Pasado el shock, decidí que lo leería y aprovecharía la oportunidad para destrozar el libro con mi crítica. Sí, lo volví a leer por venganza, no por curiosidad. La primera semana de junio del 2016, me senté en mi computadora, abrí mi archivo y dije: Bueno Zezé, aquí estamos de nuevo, cuéntame tu historia… y me la contó. ¿El resultado? El libro me conmovió hasta las lágrimas, Zezé ya no fue más el niño loco que hablaba con extraños, ahora era una criatura inocente tratando de sobrevivir en medio de la pobreza en que le tocó nacer, sorteando castigos absurdos; tanto de su hermana mayor como de ese hombre amargado que era su padre. Aprendí a apreciar sus juegos y sus amigos imaginarios, pues para él eran una vía de escape al dolor y la injusticia. Cada golpe que recibió Zezé lo sentí en la piel y el corazón, y fue aquí, leyendo sobre las ingratas experiencias que vivió el protagonista, dónde todo me quedó muy claro; mi aversión hacia el libro nunca tuvo relación alguna con la narrativa o el desarrollo de los personajes, el motivo era mucho más profundo: a mis escasos 9 años, no soporté leer sobre el sufrimiento; específicamente, sobre el sufrimiento de un niño. Mientras mis compañeros de clase se habían identificado con Zezé por su imaginación y travesuras; yo, había prestado una mayor atención a las penurias del pobre niño, y simplemente no quise aceptar que un pequeño pudiera pasar por tanto dolor.

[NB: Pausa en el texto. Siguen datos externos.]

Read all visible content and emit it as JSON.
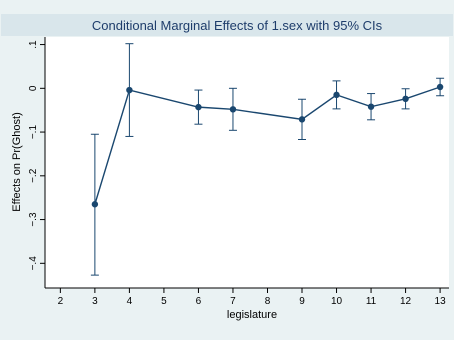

Hoy en día, a mis treinta, puedo decir que esta novela significa mucho para mí, pues me trae recuerdos de la niñez, mis ideales infantiles y la promesa de que bajo mi cargo ningún niño pasará por maltratos similares. Esta experiencia de relectura me animó a investigar un poco más sobre la vida de Vasconcelos, y me enteré que escribió una continuación de su obra, llamada: Vamos a calentar el sol, en donde nuevamente podremos leer sobre las aventuras del pequeño Zezé. Además, estoy planeando retomar algunas obras que dejé inconclusas en mi adolescencia, como por ejemplo la célebre: Cien años de soledad que en su momento me funcionó mejor que un diazepam.

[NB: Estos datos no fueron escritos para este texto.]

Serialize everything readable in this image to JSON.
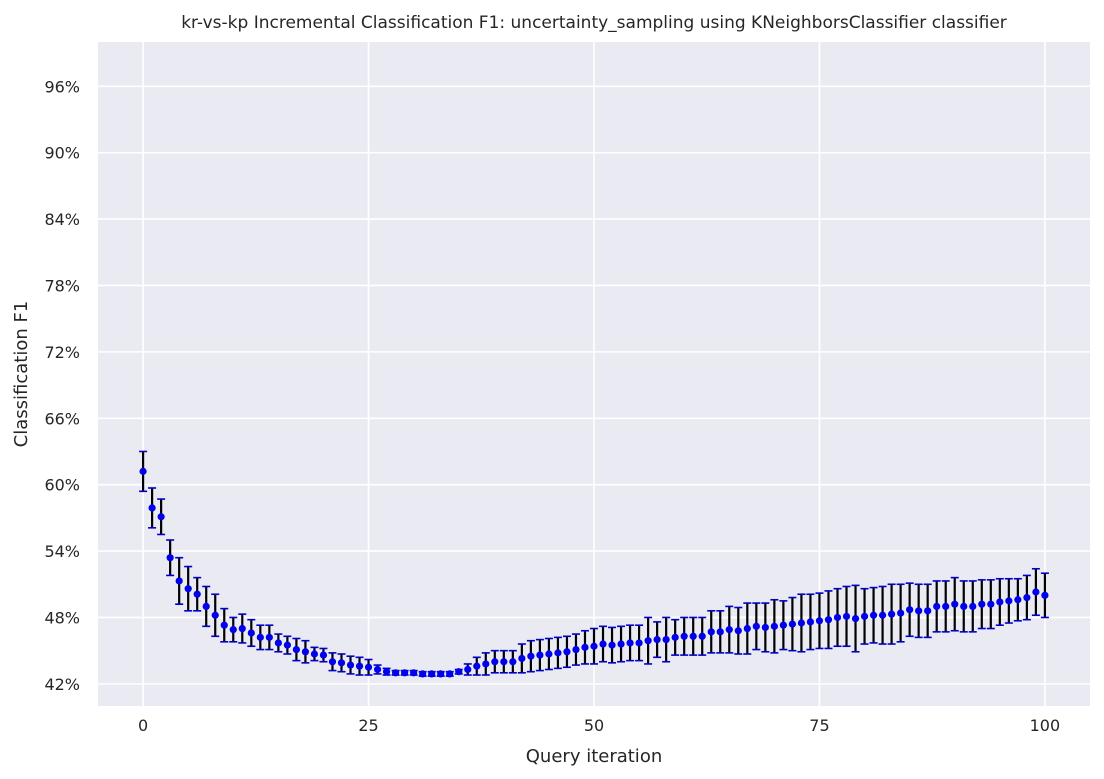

Así que aquí estamos. Esta fue mi historia de amor y odio con esta obra, espero no haberlos aburrido y que me cuenten si alguna vez sintieron algo parecido con una novela popular. A veces llegan a nosotros historias que no significan nada; pero pasado el tiempo, pueden llegar a significar todo.

1 comentario:

  1. Me encantó la historia, y me encantó que tuvieras la oportunidad de poder reencontrarte con el libro y que te gustara así. Cuando hablan de las vueltas de la vida, creo que también se refieren a estas cosas.

    Me pasó algo similar con Orgullo y prejuicio, pero no lo odié, me pareció meh. Creo que a mis 15 no estaba preparada para leerlo. Volví a leer a Austen de grande y ahora la amo, así que bueno, supongo que esas cosas pasan.